Mechanisms of transcription fidelity in prokaryotes and eukaryotes

原核生物和真核生物转录保真度的机制

• 批准号: 8763224
• 负责人: MIKHAIL KASHLEV
• 金额: $ 54.38万
• 依托单位: DIVISION OF BASIC SCIENCES - NCI
• 依托单位国家: 美国
• 资助国家: 美国
• 起止时间: 至
• 项目状态: 未结题
• 来源: https://reporter.nih.gov/project-details/8763224
• 关键词: Active Sites; Address; Affect; Aging; Biochemical; Biochemistry; Biological; Biology; Cells; DNA; DNA biosynthesis; DNA-Directed RNA Polymerase; Data; Elements; Enzymes; Escherichia coli; Eukaryota; Frequencies; Gene Expression; Genetic Transcription; Genome Stability; Human; In Vitro; Ions; Lead; Libraries; Malignant Neoplasms; Messenger RNA; Metals; Methods; Mutagenesis; Mutation; Nature; Organism; Phenotype; Polymerase; Prokaryotic Cells; Proteins; RNA; RNA Polymerase II; Reporting; Saccharomyces cerevisiae; Site-Directed Mutagenesis; Structure; Techniques; Tertiary Protein Structure; Yeasts; azauracil; base; genetic selection; improved; in vivo; inorganic phosphate; insertion/deletion mutation; mutant; screening; tool; transcription factor S-II; transcriptome sequencing

Mechanisms controlling transcription fidelity were addressed by site directed mutagenesis based on the structural data. It has been recently reported that substitutions of His1085 in the Rpb1 subunit of yeast Pol II, which is a part of a mobile element involved in a direct contact with beta and gamma phosphates of the incoming NTP, strongly inhibit incorporation of the matched NTP, but have lesser effect on incorporation of the mismatched and 2-dNTPs. Holmes et al. targeted the Arg678 and Asp814 residues in the beta subunit of EcRNAP that were predicted to be crucial for the coordination of the NTP-associated metal ion in the active site. However, mutation of these residues did not affect transcription. Evidently, the complexity of the Pol II/EcRNAP structure appears to limit the capacity of the structure-driven site-directed mutagenesis for identification of functionally meaningful mutations. Therefore, alternatives to the structure-driven site-directed mutagenesis might be informative.

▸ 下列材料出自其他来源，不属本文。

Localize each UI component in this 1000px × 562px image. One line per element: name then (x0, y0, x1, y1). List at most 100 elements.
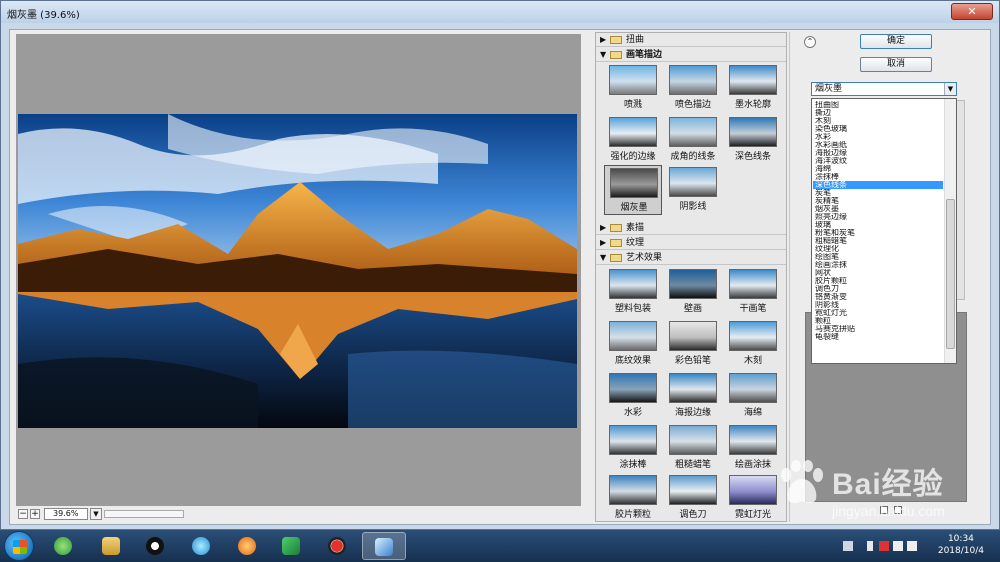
dropdown-option[interactable]: 绘画涂抹 (813, 261, 943, 269)
zoom-level-field[interactable]: 39.6% (44, 508, 88, 520)
filter-thumb-colored-pencil[interactable]: 彩色铅笔 (664, 319, 722, 369)
title-bar[interactable]: 烟灰墨 (39.6%) ✕ (1, 1, 999, 23)
dropdown-option[interactable]: 霓虹灯光 (813, 309, 943, 317)
preview-status-bar: − + 39.6% ▼ (16, 508, 581, 522)
dropdown-option[interactable]: 照亮边缘 (813, 213, 943, 221)
dropdown-option[interactable]: 调色刀 (813, 285, 943, 293)
filter-thumb-palette-knife[interactable]: 调色刀 (664, 473, 722, 521)
taskbar-app-qq[interactable] (134, 532, 178, 560)
filter-thumb-plastic-wrap[interactable]: 塑料包装 (604, 267, 662, 317)
dropdown-option[interactable]: 水彩画纸 (813, 141, 943, 149)
taskbar-app-recorder[interactable] (316, 532, 360, 560)
network-icon[interactable] (893, 541, 903, 551)
dropdown-option[interactable]: 海洋波纹 (813, 157, 943, 165)
taskbar-app-media[interactable] (180, 532, 224, 560)
dropdown-option-highlighted[interactable]: 深色线条 (813, 181, 943, 189)
baidu-paw-logo-icon (781, 460, 823, 503)
collapse-arrow-icon: ▼ (600, 253, 607, 262)
category-distort[interactable]: ▶ 扭曲 (596, 33, 786, 47)
filter-thumb-underpainting[interactable]: 底纹效果 (604, 319, 662, 369)
category-sketch[interactable]: ▶ 素描 (596, 221, 786, 235)
dropdown-option[interactable]: 炭笔 (813, 189, 943, 197)
filter-thumb-dry-brush[interactable]: 干画笔 (724, 267, 782, 317)
dropdown-option[interactable]: 海绵 (813, 165, 943, 173)
filter-thumb-spatter[interactable]: 喷溅 (604, 63, 662, 113)
dropdown-option[interactable]: 铬黄渐变 (813, 293, 943, 301)
filter-thumb-watercolor[interactable]: 水彩 (604, 371, 662, 421)
security-alert-icon[interactable] (879, 541, 889, 551)
volume-icon[interactable] (907, 541, 917, 551)
category-artistic[interactable]: ▼ 艺术效果 (596, 251, 786, 265)
taskbar-app-photoshop[interactable] (362, 532, 406, 560)
dropdown-option[interactable]: 绘图笔 (813, 253, 943, 261)
filter-thumb-poster-edges[interactable]: 海报边缘 (664, 371, 722, 421)
keyboard-icon[interactable] (843, 541, 853, 551)
qq-penguin-icon (146, 537, 164, 555)
filter-thumb-accented-edges[interactable]: 强化的边缘 (604, 115, 662, 165)
filter-thumb-crosshatch[interactable]: 阴影线 (664, 165, 722, 215)
collapse-gallery-button[interactable]: ⌃ (804, 36, 816, 48)
dropdown-option[interactable]: 扭曲图 (813, 101, 943, 109)
up-arrow-icon[interactable] (867, 541, 873, 551)
dropdown-option[interactable]: 龟裂缝 (813, 333, 943, 341)
folder-icon (102, 537, 120, 555)
windows-logo-icon (13, 540, 27, 554)
dropdown-scrollbar[interactable] (944, 99, 956, 363)
zoom-in-button[interactable]: + (30, 509, 40, 519)
preview-canvas[interactable] (16, 34, 581, 506)
zoom-out-button[interactable]: − (18, 509, 28, 519)
video-app-icon (282, 537, 300, 555)
taskbar-app-browser[interactable] (42, 532, 86, 560)
dropdown-option[interactable]: 粉笔和炭笔 (813, 229, 943, 237)
filter-thumb-sprayed-strokes[interactable]: 喷色描边 (664, 63, 722, 113)
filter-thumb-film-grain[interactable]: 胶片颗粒 (604, 473, 662, 521)
dropdown-option[interactable]: 胶片颗粒 (813, 277, 943, 285)
category-texture[interactable]: ▶ 纹理 (596, 236, 786, 250)
filter-thumb-rough-pastels[interactable]: 粗糙蜡笔 (664, 423, 722, 473)
dropdown-option[interactable]: 粗糙蜡笔 (813, 237, 943, 245)
zoom-dropdown-button[interactable]: ▼ (90, 508, 102, 520)
taskbar-app-video[interactable] (270, 532, 314, 560)
taskbar-app-explorer[interactable] (90, 532, 134, 560)
dropdown-option[interactable]: 炭精笔 (813, 197, 943, 205)
filter-thumb-sponge[interactable]: 海绵 (724, 371, 782, 421)
filter-thumb-cutout[interactable]: 木刻 (724, 319, 782, 369)
close-button[interactable]: ✕ (951, 3, 993, 20)
dropdown-option[interactable]: 撕边 (813, 109, 943, 117)
dropdown-option[interactable]: 玻璃 (813, 221, 943, 229)
dropdown-option[interactable]: 阴影线 (813, 301, 943, 309)
filter-thumb-sumi-e[interactable]: 烟灰墨 (604, 165, 662, 215)
category-brush-strokes[interactable]: ▼ 画笔描边 (596, 48, 786, 62)
filter-thumb-angled-strokes[interactable]: 成角的线条 (664, 115, 722, 165)
ok-button[interactable]: 确定 (860, 34, 932, 49)
dropdown-option[interactable]: 涂抹棒 (813, 173, 943, 181)
start-button[interactable] (4, 531, 34, 561)
clock-date: 2018/10/4 (937, 546, 984, 556)
system-clock[interactable]: 10:34 2018/10/4 (938, 533, 984, 557)
watermark-brand: Bai经验 (832, 468, 944, 501)
filter-select-value: 烟灰墨 (815, 84, 843, 94)
dropdown-scroll-thumb[interactable] (946, 199, 955, 349)
taskbar-app-firefox[interactable] (226, 532, 270, 560)
filter-dropdown-list[interactable]: 扭曲图 撕边 木刻 染色玻璃 水彩 水彩画纸 海报边缘 海洋波纹 海绵 涂抹棒 … (811, 98, 957, 364)
filter-thumb-ink-outlines[interactable]: 墨水轮廓 (724, 63, 782, 113)
dropdown-option[interactable]: 木刻 (813, 117, 943, 125)
filter-thumb-smudge-stick[interactable]: 涂抹棒 (604, 423, 662, 473)
filter-select[interactable]: 烟灰墨 ▼ (811, 82, 957, 96)
dropdown-option[interactable]: 网状 (813, 269, 943, 277)
window-title: 烟灰墨 (39.6%) (7, 10, 80, 21)
dropdown-option[interactable]: 马赛克拼贴 (813, 325, 943, 333)
dropdown-option[interactable]: 海报边缘 (813, 149, 943, 157)
dropdown-option[interactable]: 烟灰墨 (813, 205, 943, 213)
filter-thumb-fresco[interactable]: 壁画 (664, 267, 722, 317)
media-player-icon (192, 537, 210, 555)
dropdown-option[interactable]: 水彩 (813, 133, 943, 141)
dropdown-option[interactable]: 纹理化 (813, 245, 943, 253)
gallery-scrollbar[interactable] (789, 32, 799, 522)
dropdown-option[interactable]: 颗粒 (813, 317, 943, 325)
filter-thumb-dark-strokes[interactable]: 深色线条 (724, 115, 782, 165)
preview-scrollbar[interactable] (104, 510, 184, 518)
cancel-button[interactable]: 取消 (860, 57, 932, 72)
dropdown-option[interactable]: 染色玻璃 (813, 125, 943, 133)
category-label: 素描 (626, 223, 645, 233)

基于结构数据通过定点诱变解决控制转录保真度的机制。最近有报道称，酵母Pol II的Rpb 1亚基中His 1085的取代强烈抑制了匹配NTP的掺入，但对错配和2-dNTP的掺入影响较小，所述Rpb 1亚基是参与与引入NTP的β和γ磷酸盐直接接触的移动的元件的一部分。Holmes等人靶向了EcRNAP β亚基中的Arg 678和Asp 814残基，这些残基被预测对活性位点中NTP相关金属离子的配位至关重要。然而，这些残基的突变并不影响转录。显然，Pol II/EcRNAP结构的复杂性似乎限制了结构驱动的定点诱变用于鉴定功能上有意义的突变的能力。因此，结构驱动的定点诱变的替代方案可能是有益的。